23. Print out crude and disturbing pictures from the internet of animals being abused and stick them on the fridge. Tell everyone it’s from last weekends “Charity Picnic”, when brothers Stu and Moose got bored.
22. Claim to be pre-med and quietly whisper into every girl's ear who's being hit on by a brother at the party that you "interned at the campus med center and he came in complaining of a creamy yellow discharge in his sheets".
21. Actually throw a punch when one of the brothers tries to pick a fight by thrusting out his chest, pushing and shouting at you.
20. Every time someone quotes Old School, Office Space, Napoleon Dynamite, or Wedding Crashers, punch them in the fucking mouth.
19. Whenever you give a girl a cup of beer, warn her that there "might be piss" in her drink. When she looks at you confused, nod knowingly and walk away.
18. Ask all the guys at the party if they want to learn the secret handshake. If they say yes, gently cup their balls, close your eyes, and move toward them for an open-mouth kiss.
17. Print out the grades of the brothers and place them on the wall .
16. Buy a bag of black, heavy-duty, 100% cotton Hanes T-shirts for the annual Wet T-Shirt Contest.
15. Set bass to -9 on stereo. Set treble to +9. Set fade to all the way left. Break off knobs.
14. Perform the "upperdecker"- pooping in the tank. It's always a crowd pleaser.
13. Hang nude pin-ups of the Golden Girls over every bed, couch, and any flooring with carpet. Also laminate a few and put them in the bathroom and in the kitchen.
12. Invite the cast of “Murderball”, and tell them the keg is on the second floor.
11. Tell people that your last party was even crazier, and ask if they want to see the video you made. Then show them party footage edited together with Faces of Death.

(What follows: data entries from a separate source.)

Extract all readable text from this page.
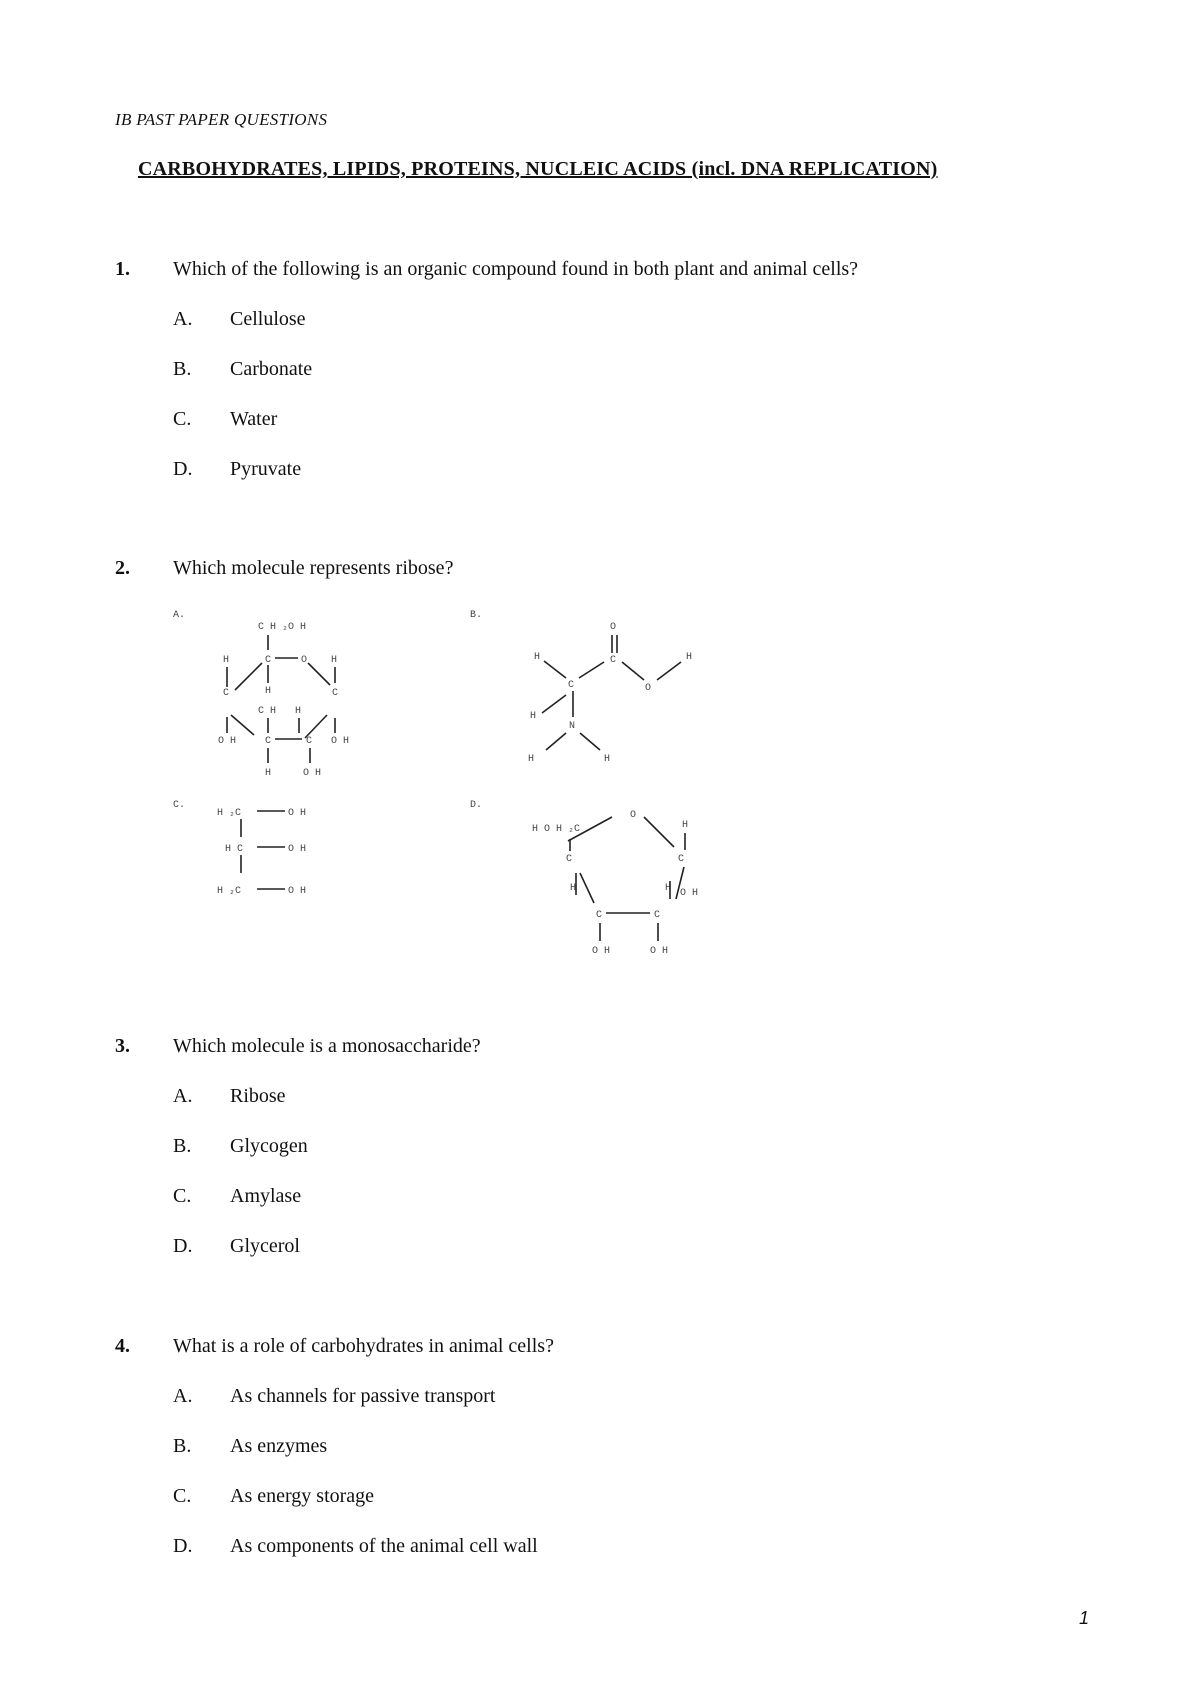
IB PAST PAPER QUESTIONS
CARBOHYDRATES, LIPIDS, PROTEINS, NUCLEIC ACIDS (incl. DNA REPLICATION)
1. Which of the following is an organic compound found in both plant and animal cells?
A. Cellulose
B. Carbonate
C. Water
D. Pyruvate
2. Which molecule represents ribose?
A.
C H ₂O H
H	C	O H
C	H	C
C H H
O H	C	C O H
H	O H
B.
O
H	C	H
C	O
H
N
H	H
C.
H ₂C	O H
H C	O H
H ₂C	O H
D.
H O H ₂C
O
H
C	C
H	H O H
C	C
O H	O H
3. Which molecule is a monosaccharide?
A. Ribose
B. Glycogen
C. Amylase
D. Glycerol
4. What is a role of carbohydrates in animal cells?
A. As channels for passive transport
B. As enzymes
C. As energy storage
D. As components of the animal cell wall
1
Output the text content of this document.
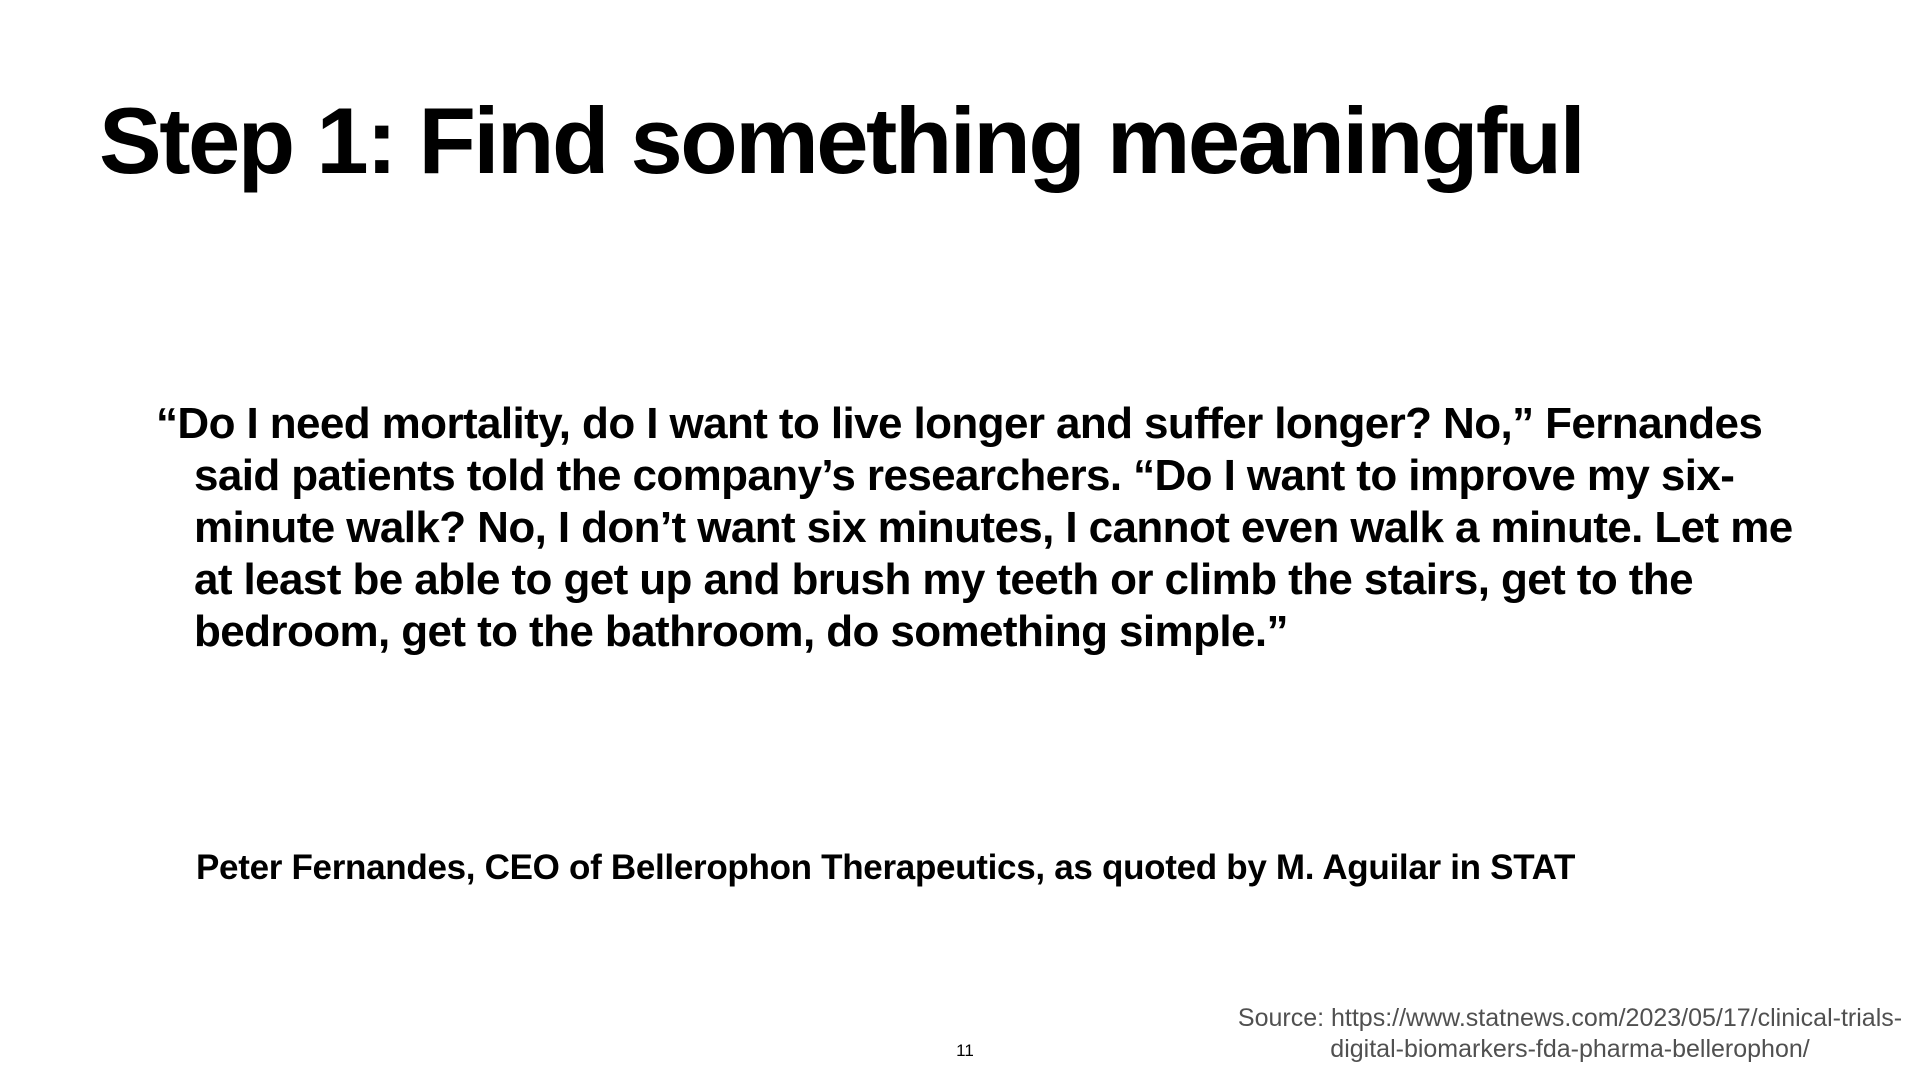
Step 1: Find something meaningful

“Do I need mortality, do I want to live longer and suffer longer? No,” Fernandes said patients told the company’s researchers. “Do I want to improve my six-minute walk? No, I don’t want six minutes, I cannot even walk a minute. Let me at least be able to get up and brush my teeth or climb the stairs, get to the bedroom, get to the bathroom, do something simple.”

Peter Fernandes, CEO of Bellerophon Therapeutics, as quoted by M. Aguilar in STAT

Source: https://www.statnews.com/2023/05/17/clinical-trials-digital-biomarkers-fda-pharma-bellerophon/

11
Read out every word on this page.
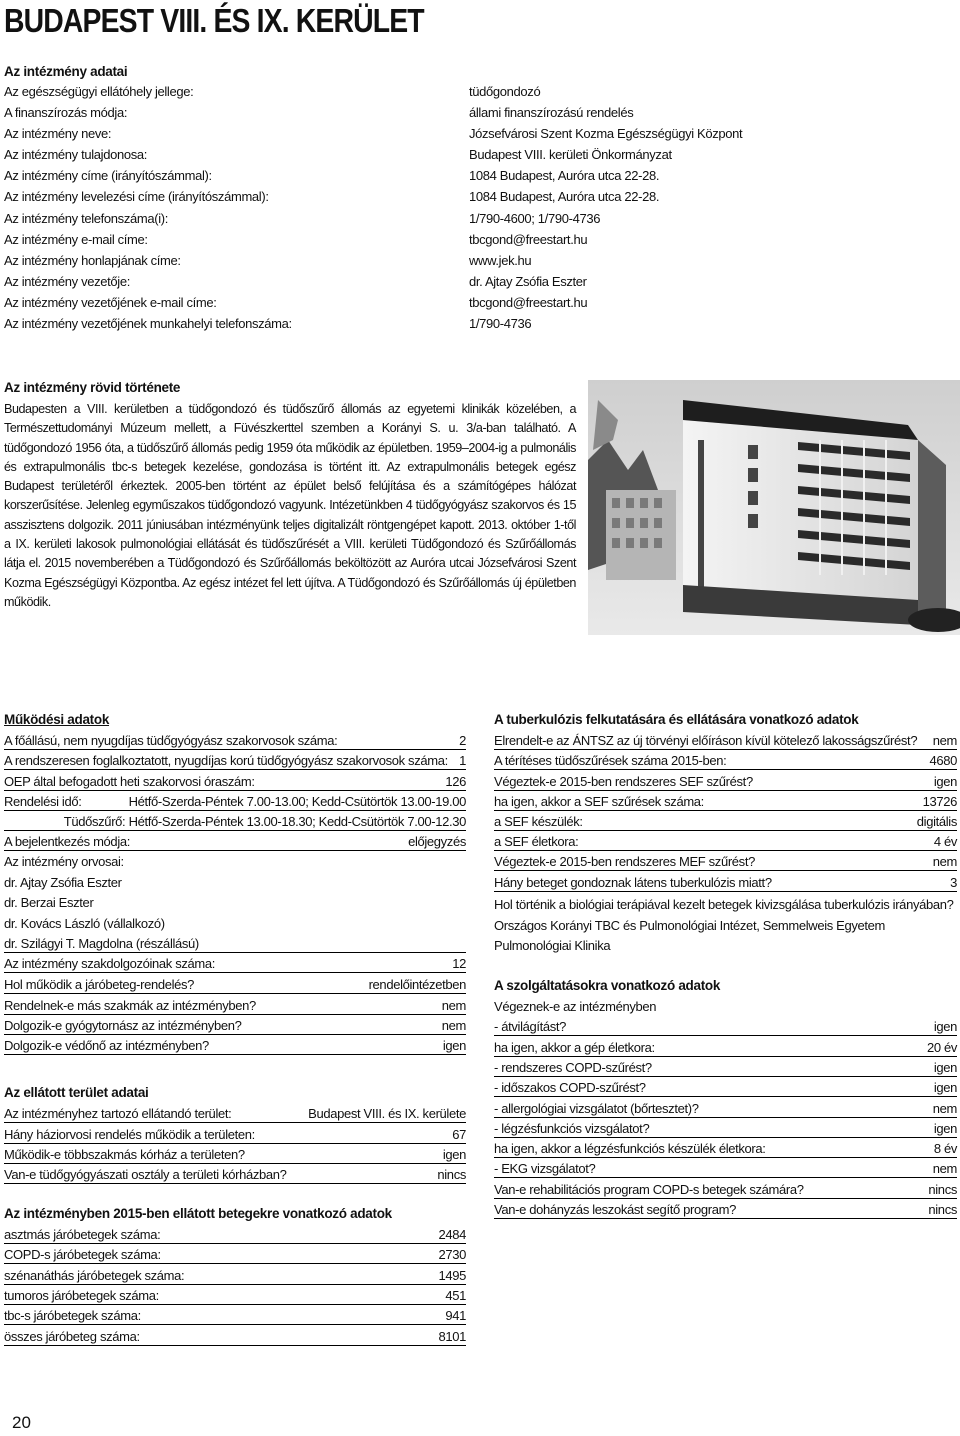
BUDAPEST VIII. ÉS IX. KERÜLET
Az intézmény adatai
Az egészségügyi ellátóhely jellege:	tüdőgondozó
A finanszírozás módja:	állami finanszírozású rendelés
Az intézmény neve:	Józsefvárosi Szent Kozma Egészségügyi Központ
Az intézmény tulajdonosa:	Budapest VIII. kerületi Önkormányzat
Az intézmény címe (irányítószámmal):	1084 Budapest, Auróra utca 22-28.
Az intézmény levelezési címe (irányítószámmal):	1084 Budapest, Auróra utca 22-28.
Az intézmény telefonszáma(i):	1/790-4600; 1/790-4736
Az intézmény e-mail címe:	tbcgond@freestart.hu
Az intézmény honlapjának címe:	www.jek.hu
Az intézmény vezetője:	dr. Ajtay Zsófia Eszter
Az intézmény vezetőjének e-mail címe:	tbcgond@freestart.hu
Az intézmény vezetőjének munkahelyi telefonszáma:	1/790-4736
Az intézmény rövid története
Budapesten a VIII. kerületben a tüdőgondozó és tüdőszűrő állomás az egyetemi klinikák közelében, a Természettudományi Múzeum mellett, a Füvészkerttel szemben a Korányi S. u. 3/a-ban található. A tüdőgondozó 1956 óta, a tüdőszűrő állomás pedig 1959 óta működik az épületben. 1959–2004-ig a pulmonális és extrapulmonális tbc-s betegek kezelése, gondozása is történt itt. Az extrapulmonális betegek egész Budapest területéről érkeztek. 2005-ben történt az épület belső felújítása és a számítógépes hálózat korszerűsítése. Jelenleg egyműszakos tüdőgondozó vagyunk. Intézetünkben 4 tüdőgyógyász szakorvos és 15 asszisztens dolgozik. 2011 júniusában intézményünk teljes digitalizált röntgengépet kapott. 2013. október 1-től a IX. kerületi lakosok pulmonológiai ellátását és tüdőszűrését a VIII. kerületi Tüdőgondozó és Szűrőállomás látja el. 2015 novemberében a Tüdőgondozó és Szűrőállomás beköltözött az Auróra utcai Józsefvárosi Szent Kozma Egészségügyi Központba. Az egész intézet fel lett újítva. A Tüdőgondozó és Szűrőállomás új épületben működik.
Működési adatok
A főállású, nem nyugdíjas tüdőgyógyász szakorvosok száma:	2
A rendszeresen foglalkoztatott, nyugdíjas korú tüdőgyógyász szakorvosok száma: 1
OEP által befogadott heti szakorvosi óraszám:	126
Rendelési idő:	Hétfő-Szerda-Péntek 7.00-13.00; Kedd-Csütörtök 13.00-19.00
Tüdőszűrő: Hétfő-Szerda-Péntek 13.00-18.30; Kedd-Csütörtök 7.00-12.30
A bejelentkezés módja:	előjegyzés
Az intézmény orvosai:
dr. Ajtay Zsófia Eszter
dr. Berzai Eszter
dr. Kovács László (vállalkozó)
dr. Szilágyi T. Magdolna (részállású)
Az intézmény szakdolgozóinak száma:	12
Hol működik a járóbeteg-rendelés?	rendelőintézetben
Rendelnek-e más szakmák az intézményben?	nem
Dolgozik-e gyógytornász az intézményben?	nem
Dolgozik-e védőnő az intézményben?	igen
Az ellátott terület adatai
Az intézményhez tartozó ellátandó terület:	Budapest VIII. és IX. kerülete
Hány háziorvosi rendelés működik a területen:	67
Működik-e többszakmás kórház a területen?	igen
Van-e tüdőgyógyászati osztály a területi kórházban?	nincs
Az intézményben 2015-ben ellátott betegekre vonatkozó adatok
asztmás járóbetegek száma:	2484
COPD-s járóbetegek száma:	2730
szénanáthás járóbetegek száma:	1495
tumoros járóbetegek száma:	451
tbc-s járóbetegek száma:	941
összes járóbeteg száma:	8101
A tuberkulózis felkutatására és ellátására vonatkozó adatok
Elrendelt-e az ÁNTSZ az új törvényi előíráson kívül kötelező lakosságszűrést? nem
A térítéses tüdőszűrések száma 2015-ben:	4680
Végeztek-e 2015-ben rendszeres SEF szűrést?	igen
ha igen, akkor a SEF szűrések száma:	13726
a SEF készülék:	digitális
a SEF életkora:	4 év
Végeztek-e 2015-ben rendszeres MEF szűrést?	nem
Hány beteget gondoznak látens tuberkulózis miatt?	3
Hol történik a biológiai terápiával kezelt betegek kivizsgálása tuberkulózis irányában?
Országos Korányi TBC és Pulmonológiai Intézet, Semmelweis Egyetem Pulmonológiai Klinika
A szolgáltatásokra vonatkozó adatok
Végeznek-e az intézményben
- átvilágítást?	igen
ha igen, akkor a gép életkora:	20 év
- rendszeres COPD-szűrést?	igen
- időszakos COPD-szűrést?	igen
- allergológiai vizsgálatot (bőrtesztet)?	nem
- légzésfunkciós vizsgálatot?	igen
ha igen, akkor a légzésfunkciós készülék életkora:	8 év
- EKG vizsgálatot?	nem
Van-e rehabilitációs program COPD-s betegek számára?	nincs
Van-e dohányzás leszokást segítő program?	nincs
20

When people ask who got eaten by the crocodile, just say you “don’t want to dwell on that”.
10. Be black. Attend Fraternity party.
9. Secretly replace all Red Bulls with piss. Not only will this sap the energy from the party, but no one will be able to taste the difference.
8. Ask a brother who is in the midst of making out with one of the "sisters" what your DNA tastes like, because the same wasted girl blew you ten minutes ago upstairs. Tell "Snowball" to look on the bright side: he has a new nickname, and there is no way he can get pregnant that way.
7. Get a police outfit, then take a woman with a fake black eye to the party. Walk around from man to man in the party asking the woman, "Is this the guy?" as she sobs.
6. Make Jell-o shots for the ladies, and place an unbroken and rather scary-looking pill in each one. Insist that there is no pill in there and that they should just "down it!"
5. Run in and scream, “Fuck man, the Dave Matthews Band broke up!”
4. When a girl asks if you know how to make a White Russian, say “sure”, and make one for her. Half an hour later, go up to her, embarrassed, and ask her if you were supposed to masturbate into it once or twice. You never can remember your mixed drinks.
3. Brutally harass a group of hopeless but determined nerds all semester, then challenge them to some sort of competition. Use your hot cheerleader girlfriends as bait for an elabore big prank that will leave them humiliated and desperate for revenge. When the day of the big competition arrives, arrogantly assume that the nerds don't stand a chance. Then standby and prepare scream, "I hate nerds!" as the victorious doofuses are celebrating their victory by banging your best girl.
2. Drop pants near keg. Do a handstand and put the tap up your ass. Start pouring while enthusiastically counting off.